Abstract: This talk focuses on application of machine-learning (ML) for imparting intelligence to sensing devices as well as lead to high-performance circuit design. As wireless sensors are more widely adopted, the volume of data produced by these devices are expected to reach thousands of petabytes/month. Transmitting this large volume of data over the cloud for processing will potentially emerge as a communication bottleneck and increase latency of decisions. Transmitting naively all data generated by a wearable medical device is also costly in terms of power/energy- transmitter is usually the highest consumer of energy in a sensor (at least 10~20x more energy than sensing). Key to addressing this data deluge is to increase capabilities sensing devices to process information locally and have on-device inference capabilities, such as through embedding AI capabilities into the wearable device that will allow extraction of key information from the sensor data. There needs to be balance between what can be processed locally on-device with low power/energy and how to optimally decide the volume of data communication from the device (to cloud as an example). The barriers to this approach lie in the computational complexity of AI algorithms that makes it challenging to fit AI models on wearables with limited resources. Some of the answers might lie in going back to early days of signal processing in silicon – developing analog circuit techniques for AI development which will require collaborative innovations in both AI model development and analog circuit design techniques. In this talk, I will present our research on developing analog AI circuits and their demonstrations with use cases from health monitoring to IoT.

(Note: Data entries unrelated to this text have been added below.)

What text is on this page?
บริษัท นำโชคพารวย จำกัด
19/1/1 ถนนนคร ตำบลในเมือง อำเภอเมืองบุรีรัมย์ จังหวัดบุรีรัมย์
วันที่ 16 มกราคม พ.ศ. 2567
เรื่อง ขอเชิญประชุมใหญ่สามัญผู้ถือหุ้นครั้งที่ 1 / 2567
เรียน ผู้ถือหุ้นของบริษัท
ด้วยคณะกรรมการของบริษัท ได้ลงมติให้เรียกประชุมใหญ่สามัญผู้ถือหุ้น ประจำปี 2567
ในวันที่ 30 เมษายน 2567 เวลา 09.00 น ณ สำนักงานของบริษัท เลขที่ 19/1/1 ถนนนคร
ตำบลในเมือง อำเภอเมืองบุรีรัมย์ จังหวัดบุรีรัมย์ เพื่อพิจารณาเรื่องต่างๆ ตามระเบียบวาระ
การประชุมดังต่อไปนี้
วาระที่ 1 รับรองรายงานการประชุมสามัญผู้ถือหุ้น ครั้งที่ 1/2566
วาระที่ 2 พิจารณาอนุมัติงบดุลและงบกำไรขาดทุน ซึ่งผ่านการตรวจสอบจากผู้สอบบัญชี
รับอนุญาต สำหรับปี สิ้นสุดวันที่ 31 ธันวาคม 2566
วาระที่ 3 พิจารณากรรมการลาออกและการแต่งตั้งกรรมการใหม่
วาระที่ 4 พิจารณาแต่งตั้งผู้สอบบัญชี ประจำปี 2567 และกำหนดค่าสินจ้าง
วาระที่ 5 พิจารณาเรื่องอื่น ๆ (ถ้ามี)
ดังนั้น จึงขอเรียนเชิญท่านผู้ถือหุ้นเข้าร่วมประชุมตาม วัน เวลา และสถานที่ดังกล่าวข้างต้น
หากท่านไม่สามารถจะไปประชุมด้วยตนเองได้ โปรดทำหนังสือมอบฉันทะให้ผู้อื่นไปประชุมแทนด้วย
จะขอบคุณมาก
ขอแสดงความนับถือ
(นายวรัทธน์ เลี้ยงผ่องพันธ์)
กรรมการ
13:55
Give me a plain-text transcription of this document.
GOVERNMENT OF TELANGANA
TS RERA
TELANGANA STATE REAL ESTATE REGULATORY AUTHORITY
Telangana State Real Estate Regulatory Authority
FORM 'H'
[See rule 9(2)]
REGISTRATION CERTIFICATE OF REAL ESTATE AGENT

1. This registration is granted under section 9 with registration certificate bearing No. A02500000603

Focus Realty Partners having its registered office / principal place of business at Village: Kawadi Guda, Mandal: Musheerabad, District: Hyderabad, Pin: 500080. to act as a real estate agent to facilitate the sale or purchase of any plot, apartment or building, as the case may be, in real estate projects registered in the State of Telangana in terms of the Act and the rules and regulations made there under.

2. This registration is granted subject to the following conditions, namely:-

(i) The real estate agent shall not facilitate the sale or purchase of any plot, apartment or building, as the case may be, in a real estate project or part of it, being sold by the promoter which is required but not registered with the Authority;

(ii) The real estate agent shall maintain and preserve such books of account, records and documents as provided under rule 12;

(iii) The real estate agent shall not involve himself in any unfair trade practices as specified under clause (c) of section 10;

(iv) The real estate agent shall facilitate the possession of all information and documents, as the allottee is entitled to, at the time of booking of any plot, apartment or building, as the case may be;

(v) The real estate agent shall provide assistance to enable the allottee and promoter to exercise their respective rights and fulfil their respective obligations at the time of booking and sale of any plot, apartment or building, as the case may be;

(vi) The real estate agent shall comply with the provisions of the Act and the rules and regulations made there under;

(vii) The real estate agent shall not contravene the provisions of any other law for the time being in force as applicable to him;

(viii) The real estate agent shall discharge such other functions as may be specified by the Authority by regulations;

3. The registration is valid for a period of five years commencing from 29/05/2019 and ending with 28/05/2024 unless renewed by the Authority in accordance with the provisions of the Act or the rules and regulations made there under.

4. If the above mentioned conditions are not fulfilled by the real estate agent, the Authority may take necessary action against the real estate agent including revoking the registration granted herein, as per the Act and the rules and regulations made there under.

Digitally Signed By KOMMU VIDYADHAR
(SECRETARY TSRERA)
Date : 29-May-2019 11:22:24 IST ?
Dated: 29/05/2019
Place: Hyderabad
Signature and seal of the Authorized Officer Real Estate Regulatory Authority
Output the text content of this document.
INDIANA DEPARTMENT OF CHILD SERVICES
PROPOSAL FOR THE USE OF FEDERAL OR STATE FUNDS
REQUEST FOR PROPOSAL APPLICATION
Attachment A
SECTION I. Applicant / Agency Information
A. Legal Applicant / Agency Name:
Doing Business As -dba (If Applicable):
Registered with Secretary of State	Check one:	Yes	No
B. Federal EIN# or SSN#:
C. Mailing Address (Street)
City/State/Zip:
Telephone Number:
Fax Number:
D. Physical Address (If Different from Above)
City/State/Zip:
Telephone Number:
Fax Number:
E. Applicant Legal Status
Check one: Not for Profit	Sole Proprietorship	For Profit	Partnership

The second part of this talk will present ML approaches for enhancing performance of data converters. ML has the potential to emerge as an alternative to current signal processing based complex calibration algorithms for enhancing data converter performance in advanced processes. By learning an efficient representation of the input and data converter behavior, a simple neural network can correct data converter errors arising from multiple sources of non-idealities with similar accuracy as complex calibration algorithms but with a much lower hardware cost.

Arindam Sanyal
Arindam Sanyal

Bio: Arindam Sanyal is currently an assistant professor in the School of Electrical, Computer and Energy Engineering at Arizona State University. Prior to this, he was an analog design engineer with Silicon Laboratories and assistant professor in State University of New York. He received his PhD in Electrical and Computer Engineering from the University of Texas at Austin in 2015, his M.Tech from The Indian Institute of Technology, Kharagpur in 2009 and B.E from Jadavpur University, India in 2007.  Dr. Sanyal’s research expertise includes analog/mixed signal design, bio-medical sensor design, hardware security and neuromorphic computing. He serves in technical program committees for Custom Integrated Circuits Conference (CICC), Design Automation Conference (DAC), International Conference on Computer-Aided Design (ICCAD), VLSI Test Symposium (VTS), Analog Signal Processing Technical Committee (ASP-TC), and VLSI Systems and Applications Technical Committee (VSA-TC) within IEEE Circuits and Systems society, and VLSI-D.